Pardon lié au cannabis: des intervenants critiquent l’approche du gouvernement

OTTAWA — Le projet de loi longuement attendu du gouvernement fédéral qui accélère et simplifie le pardon pour une possession simple de cannabis ne va pas assez loin pour réparer des décennies de problèmes causés par la criminalisation de la substance, selon certains intervenants.

Le ministre de la Sécurité publique, Ralph Goodale, a annoncé que son nouveau projet de loi éliminerait les frais de demande de 631 $ et la période d’attente de cinq ans nécessaire avant qu’une demande ne soit acceptée.

Une demande réussie ferme un casier judiciaire, à condition que la personne déclarée coupable ne soit accusée d’aucune autre infraction criminelle.

M. Goodale a déclaré que ce nouveau projet de loi «amène une transformation fondamentale du système d’interdiction qui a des conséquences au Canada depuis plus d’un siècle».

Il permettra également aux personnes qui ont été reconnues coupables de simple possession de «participer entièrement dans leurs communautés», a-t-il ajouté.

Akwasi Owusu-Bempah, un sociologue de l’Université de Toronto, croit toutefois que le projet de loi ne va pas assez loin.

«Les pardons ne sont pas suffisants pour réparer tous les torts», a-t-il soutenu.

Les statistiques reliant les accusations criminelles et la couleur de la peau ne sont pas recensées au Canada. Or, des reportages du Toronto Star en 2017 et de Vice News en 2018 ont révélé que, dans plusieurs villes où les chiffres étaient disponibles, les Noirs et les Canadiens autochtones étaient beaucoup plus susceptibles que les Blancs d’être accusés de possession de cannabis.

Des données distinctes sur la consommation de drogues indiquent que les taux de consommation de cannabis diffèrent peu entre ces différents groupes.

Selon M. Owusu-Bempah, l’idée de supprimer complètement les dossiers de possession de cannabis, c’est-à-dire de les détruire entièrement, était le seul moyen pour le gouvernement de reconnaître les «injustices historiques profondes résultant de la guerre contre la drogue et de la prohibition du cannabis, qui ont affecté des populations marginalisées et racialisées».

Les gens qui ont été reconnus coupables de possession de cannabis sont aux prises avec des difficultés à trouver un logement et un emploi, mentionne-t-il.

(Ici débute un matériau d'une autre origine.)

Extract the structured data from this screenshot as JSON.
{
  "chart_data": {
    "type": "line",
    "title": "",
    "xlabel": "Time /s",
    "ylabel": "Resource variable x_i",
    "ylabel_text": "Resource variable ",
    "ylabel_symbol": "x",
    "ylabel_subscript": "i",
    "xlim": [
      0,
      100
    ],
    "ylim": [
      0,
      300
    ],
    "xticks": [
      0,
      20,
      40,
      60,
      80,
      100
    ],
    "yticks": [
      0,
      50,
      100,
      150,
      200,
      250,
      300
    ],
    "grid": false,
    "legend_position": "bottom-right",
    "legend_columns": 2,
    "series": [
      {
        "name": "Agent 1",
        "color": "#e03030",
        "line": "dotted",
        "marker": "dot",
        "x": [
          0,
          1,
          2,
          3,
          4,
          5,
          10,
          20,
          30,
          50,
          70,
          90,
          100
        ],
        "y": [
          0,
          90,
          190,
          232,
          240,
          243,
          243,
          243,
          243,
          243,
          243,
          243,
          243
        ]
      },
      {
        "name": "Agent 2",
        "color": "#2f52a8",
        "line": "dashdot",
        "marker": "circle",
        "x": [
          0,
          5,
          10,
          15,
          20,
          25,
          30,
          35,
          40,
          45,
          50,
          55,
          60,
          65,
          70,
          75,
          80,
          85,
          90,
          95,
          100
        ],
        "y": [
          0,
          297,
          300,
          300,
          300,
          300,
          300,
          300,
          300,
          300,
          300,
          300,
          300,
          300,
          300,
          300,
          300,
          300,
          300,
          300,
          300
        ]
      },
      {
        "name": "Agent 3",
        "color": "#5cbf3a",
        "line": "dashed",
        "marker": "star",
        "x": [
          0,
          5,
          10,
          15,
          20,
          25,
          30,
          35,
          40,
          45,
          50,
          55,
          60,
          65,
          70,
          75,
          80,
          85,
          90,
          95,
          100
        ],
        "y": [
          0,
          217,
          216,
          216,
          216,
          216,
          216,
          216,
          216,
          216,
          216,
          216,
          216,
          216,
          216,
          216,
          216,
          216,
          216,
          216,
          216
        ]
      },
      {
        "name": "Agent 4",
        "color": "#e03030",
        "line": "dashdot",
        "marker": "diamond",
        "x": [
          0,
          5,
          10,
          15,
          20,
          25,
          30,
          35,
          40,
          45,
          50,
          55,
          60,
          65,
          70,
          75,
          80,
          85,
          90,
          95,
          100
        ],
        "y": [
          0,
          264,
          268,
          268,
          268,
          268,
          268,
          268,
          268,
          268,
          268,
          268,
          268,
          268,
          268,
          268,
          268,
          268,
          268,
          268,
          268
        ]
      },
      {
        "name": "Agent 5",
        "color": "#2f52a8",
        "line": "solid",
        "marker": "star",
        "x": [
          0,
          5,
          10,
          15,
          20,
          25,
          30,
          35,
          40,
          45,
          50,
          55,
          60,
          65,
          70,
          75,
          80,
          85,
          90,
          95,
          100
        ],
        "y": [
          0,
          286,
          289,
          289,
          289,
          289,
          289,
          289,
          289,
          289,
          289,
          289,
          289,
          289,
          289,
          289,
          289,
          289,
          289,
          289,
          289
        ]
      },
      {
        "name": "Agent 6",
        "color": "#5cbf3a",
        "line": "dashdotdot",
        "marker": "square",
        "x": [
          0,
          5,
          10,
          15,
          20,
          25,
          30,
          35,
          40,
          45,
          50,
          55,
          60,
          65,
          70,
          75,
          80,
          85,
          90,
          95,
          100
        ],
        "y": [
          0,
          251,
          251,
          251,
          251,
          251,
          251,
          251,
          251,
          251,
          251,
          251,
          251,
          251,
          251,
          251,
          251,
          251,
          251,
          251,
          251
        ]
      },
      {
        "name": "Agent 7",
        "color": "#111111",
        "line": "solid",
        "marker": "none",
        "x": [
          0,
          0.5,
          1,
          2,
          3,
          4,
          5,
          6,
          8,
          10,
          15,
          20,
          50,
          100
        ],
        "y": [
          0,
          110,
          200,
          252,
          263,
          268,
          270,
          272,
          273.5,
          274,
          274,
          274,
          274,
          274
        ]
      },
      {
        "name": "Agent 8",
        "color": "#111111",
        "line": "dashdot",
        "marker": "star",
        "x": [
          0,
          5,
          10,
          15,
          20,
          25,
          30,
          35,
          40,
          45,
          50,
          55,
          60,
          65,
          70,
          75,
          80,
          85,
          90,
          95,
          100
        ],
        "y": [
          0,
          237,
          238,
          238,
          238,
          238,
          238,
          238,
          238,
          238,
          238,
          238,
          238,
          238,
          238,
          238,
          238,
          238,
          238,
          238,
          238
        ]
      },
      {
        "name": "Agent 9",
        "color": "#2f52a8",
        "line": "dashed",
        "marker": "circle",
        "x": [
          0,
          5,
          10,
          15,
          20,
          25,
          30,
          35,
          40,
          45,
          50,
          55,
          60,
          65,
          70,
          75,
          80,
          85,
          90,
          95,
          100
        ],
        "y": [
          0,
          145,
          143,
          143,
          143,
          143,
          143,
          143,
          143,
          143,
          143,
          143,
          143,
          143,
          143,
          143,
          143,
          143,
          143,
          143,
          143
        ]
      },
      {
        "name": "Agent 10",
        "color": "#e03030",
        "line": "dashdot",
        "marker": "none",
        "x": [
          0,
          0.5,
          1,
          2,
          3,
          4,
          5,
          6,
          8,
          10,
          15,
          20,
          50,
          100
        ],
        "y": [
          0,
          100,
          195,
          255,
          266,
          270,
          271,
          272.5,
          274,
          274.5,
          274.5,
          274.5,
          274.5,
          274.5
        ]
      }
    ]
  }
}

L’avocate torontoise Annamaria Enenajor abonde dans le même sens.

«Je pense que ce gouvernement a l’obligation de noter les torts historiques de plusieurs décennies d’interdiction du cannabis, en particulier parce que les lois étaient appliquées de manière inégale et visaient principalement les communautés vulnérables et marginalisées, y compris les communautés autochtones et les communautés de couleur», a-t-elle déclaré.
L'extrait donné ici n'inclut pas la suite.